Windy Knitty: Chicago knitting club became a haven for teens
How knitting builds confidence – and some cash – in Chicago's west side teenagers.
Students are getting knitty in a gritty urban neighborhood on Chicago's west side, as they are learning to craft skeins of yarn into a blanket of calm that is making them more social – and fiscally sound.
“Three years ago, I started teaching kids here to knit and then I thought, ‘Let’s see if we could sell what they make at my church and give the kids some pocket money in the process,” says Dorothea Tobin, a teacher at North Lawndale College Prep, in a phone interview from her classroom where she is surrounded by clicking needles and chatting teens.
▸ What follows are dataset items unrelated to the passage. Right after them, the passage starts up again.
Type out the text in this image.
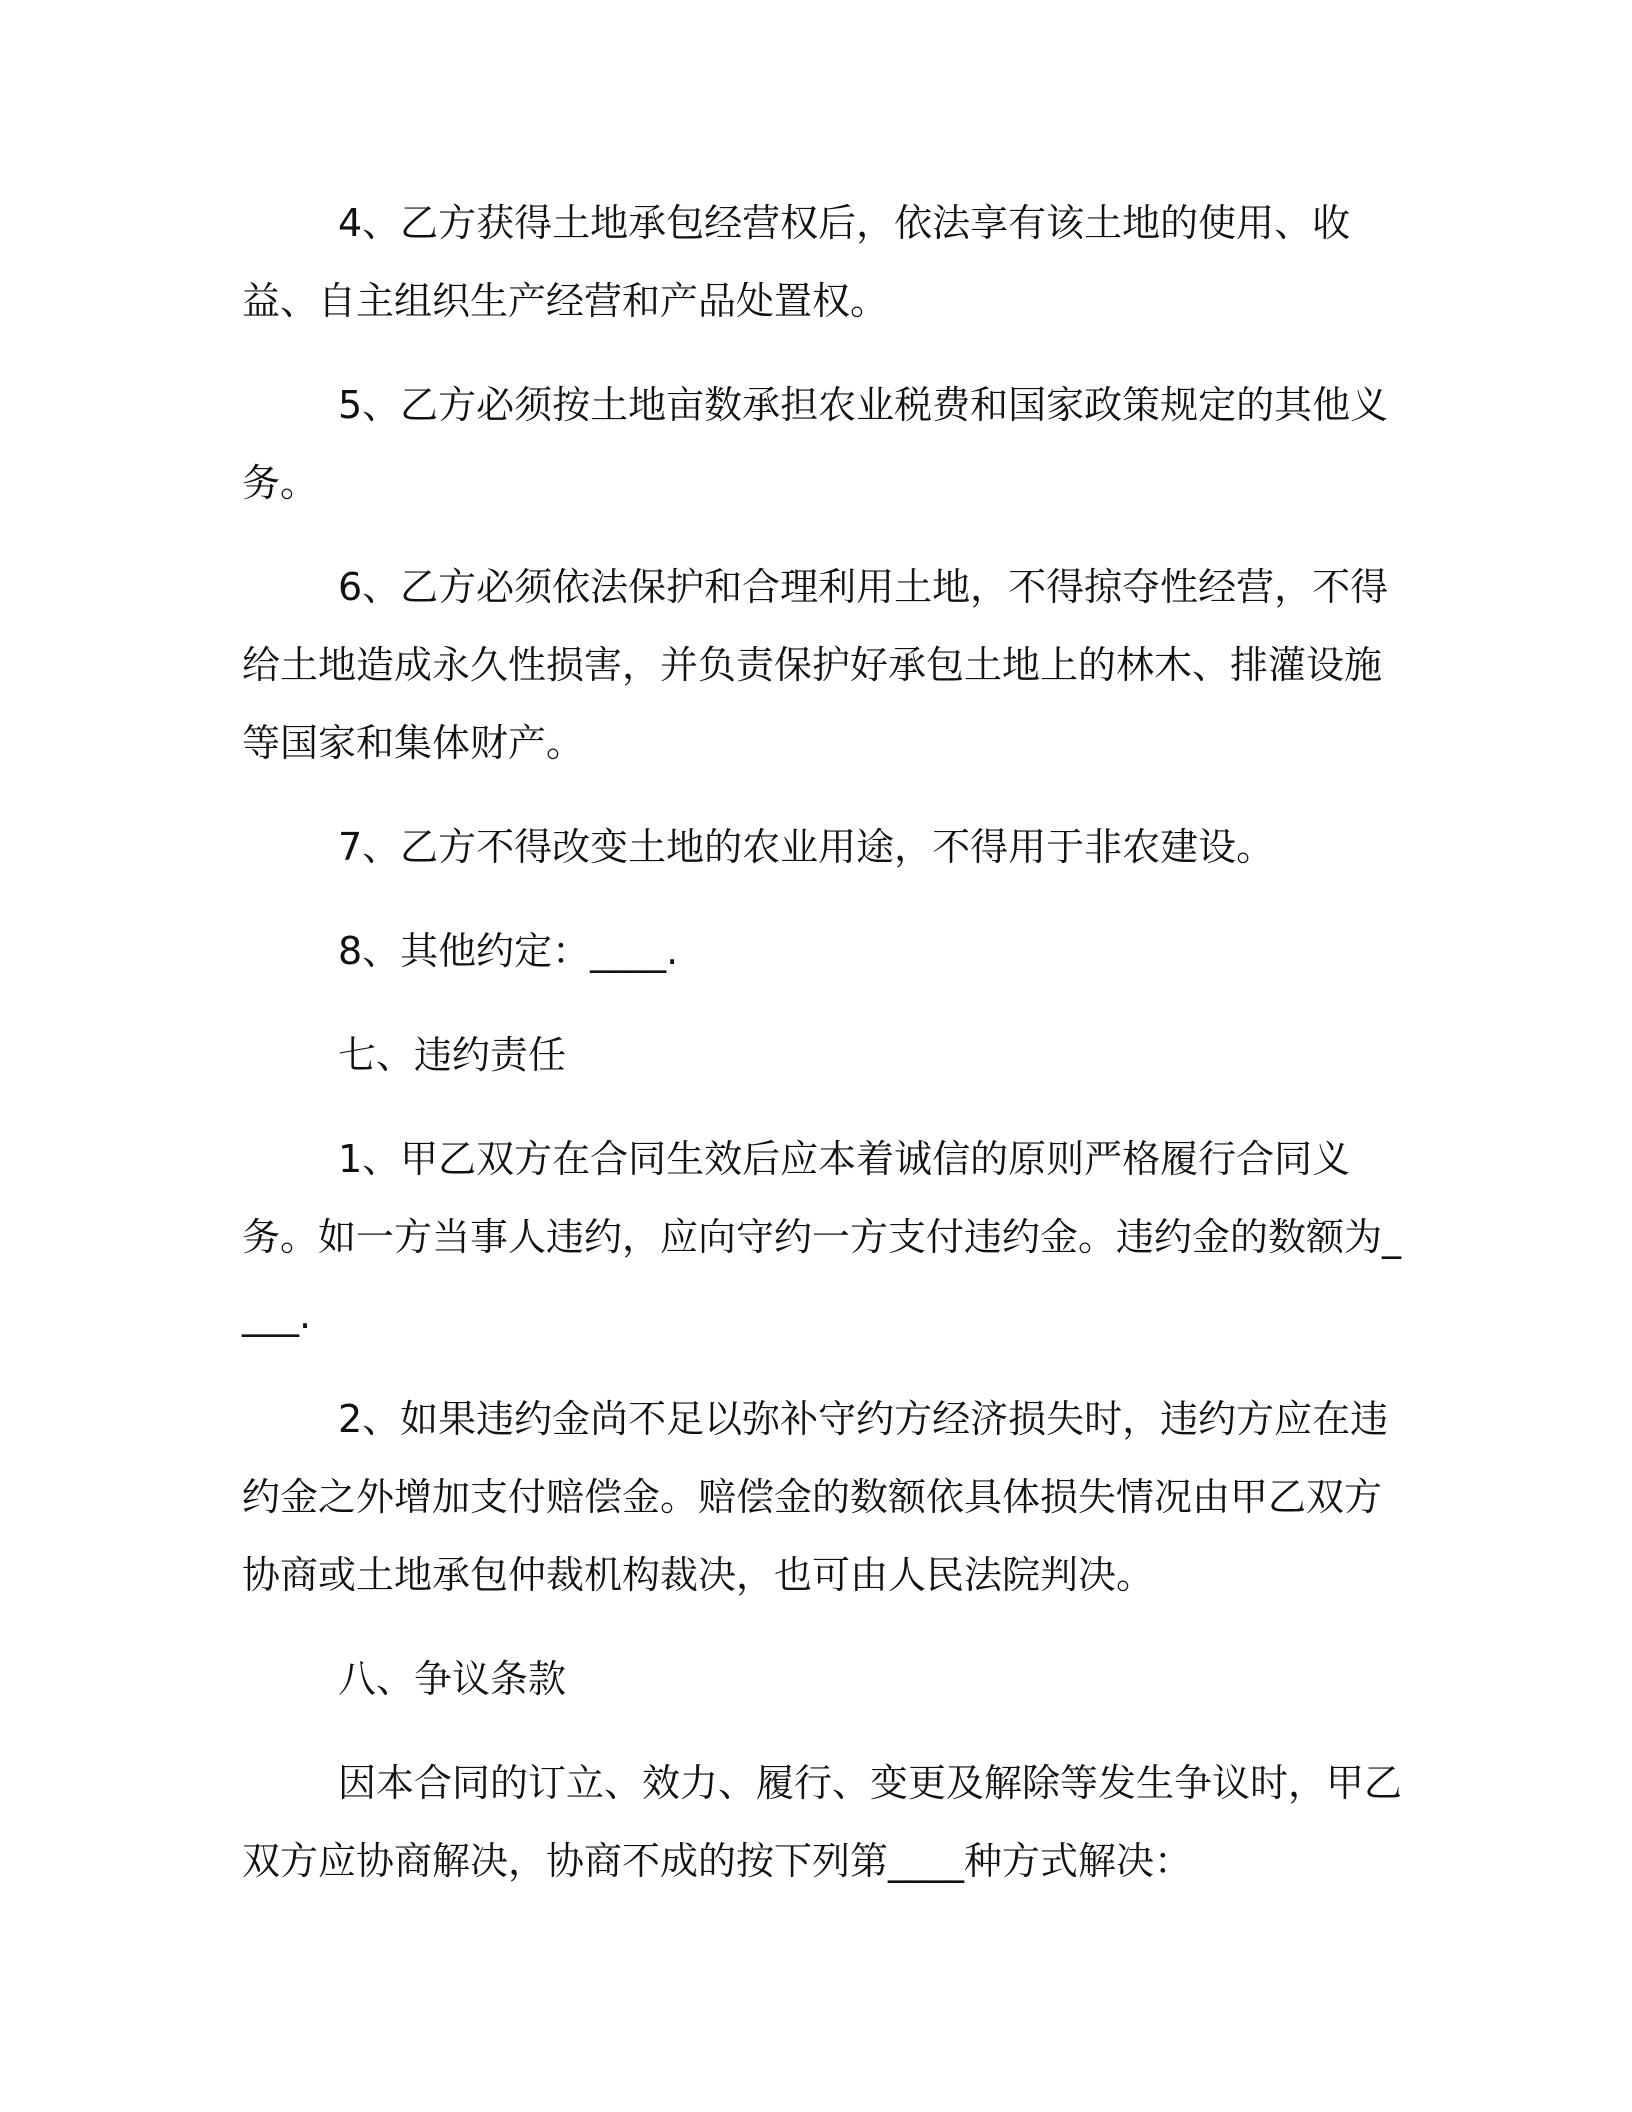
4、乙方获得土地承包经营权后，依法享有该土地的使用、收益、自主组织生产经营和产品处置权。

5、乙方必须按土地亩数承担农业税费和国家政策规定的其他义务。

6、乙方必须依法保护和合理利用土地，不得掠夺性经营，不得给土地造成永久性损害，并负责保护好承包土地上的林木、排灌设施等国家和集体财产。

7、乙方不得改变土地的农业用途，不得用于非农建设。

8、其他约定：____.

七、违约责任

1、甲乙双方在合同生效后应本着诚信的原则严格履行合同义务。如一方当事人违约，应向守约一方支付违约金。违约金的数额为____.

2、如果违约金尚不足以弥补守约方经济损失时，违约方应在违约金之外增加支付赔偿金。赔偿金的数额依具体损失情况由甲乙双方协商或土地承包仲裁机构裁决，也可由人民法院判决。

八、争议条款

因本合同的订立、效力、履行、变更及解除等发生争议时，甲乙双方应协商解决，协商不成的按下列第____种方式解决：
In the "BT Lives in the Stitch" club, according to Ms. Tobin, students price their wares between $10 and $30 per item and reap the rewards of being able to socialize while earning enough profit to pay for prom tickets or sundries they might not otherwise be able to afford.
In North Lawndale, nearly 40 percent of the residents live under the poverty line, and 30 percent do not graduate high school, according to the neighborhood demographics section of a 2010 Chicago census.
Tobin says there is another, similar program run in the area at other schools by the Better Boys Foundation, called the KnitLAB, a fiber arts workshop. Calls to the foundation were not immediately returned.
Of the 40 students in Tobin’s club a handful are boys.
Asked if there was a difference between what boys and girls prefer to knit she says, “Boys prefer to knit scarves because those are good sellers. Girls tend more towards baby hats.”
“My next goal is to get them to knit for themselves and their friends and wear what they make,” says Tobin. “I want it to be more about something cultural than just profit, but in this area that’s a very big motivator.”
The yarn used comes through donations and the teacher buying some high end yarn to boost the value of the products. Tobin explains that “really good yarn is expensive for students here.” She accepts donations of used knitting needles (preferably #35 needles and #13 and #16 hat needles) and yarn.
“I just can’t tell you how many #35 needles I’ve given away!” she says. “But you know, we’ll take anything and find something to make with it.”
She has observed that the simple act of mastering a traditional skill and producing something has a profound effect on her students.
“It like when my husband once complained to his mother that he didn’t know how to do anything at all and she taught him how to bake a cherry pie,” she says. “He mastered it and he felt the confidence that comes with that accomplishment of being able to say, ‘I know how to do that.’”
Tobin adds that what she likes best about the club is that it’s a social skill-building exercise as well as a crafting session.
“They’re [students are] always making fun of my rules, but I have club rules for a reason,” she says. “I don’t want them to isolate themselves in the process.”
The first rule of Knitting Club, Tobin says, is no headphones “That’s because knitting is a social activity. We listen to music but we listen together and we talk.”
The second rule is to dance with her on Fridays.
The third rule, she says is “Greet each other when new members come to join us in a session.”
“I think what she’s doing with these kids is fantastic,” says Lucy Sinklet, owner of the “Close Knit” yarn shop in Evanston, Ill., a shop where Tobin buys her up-scale yarns. “It’s wonderful to see kids making something with their own hands and feeling that accomplishment.”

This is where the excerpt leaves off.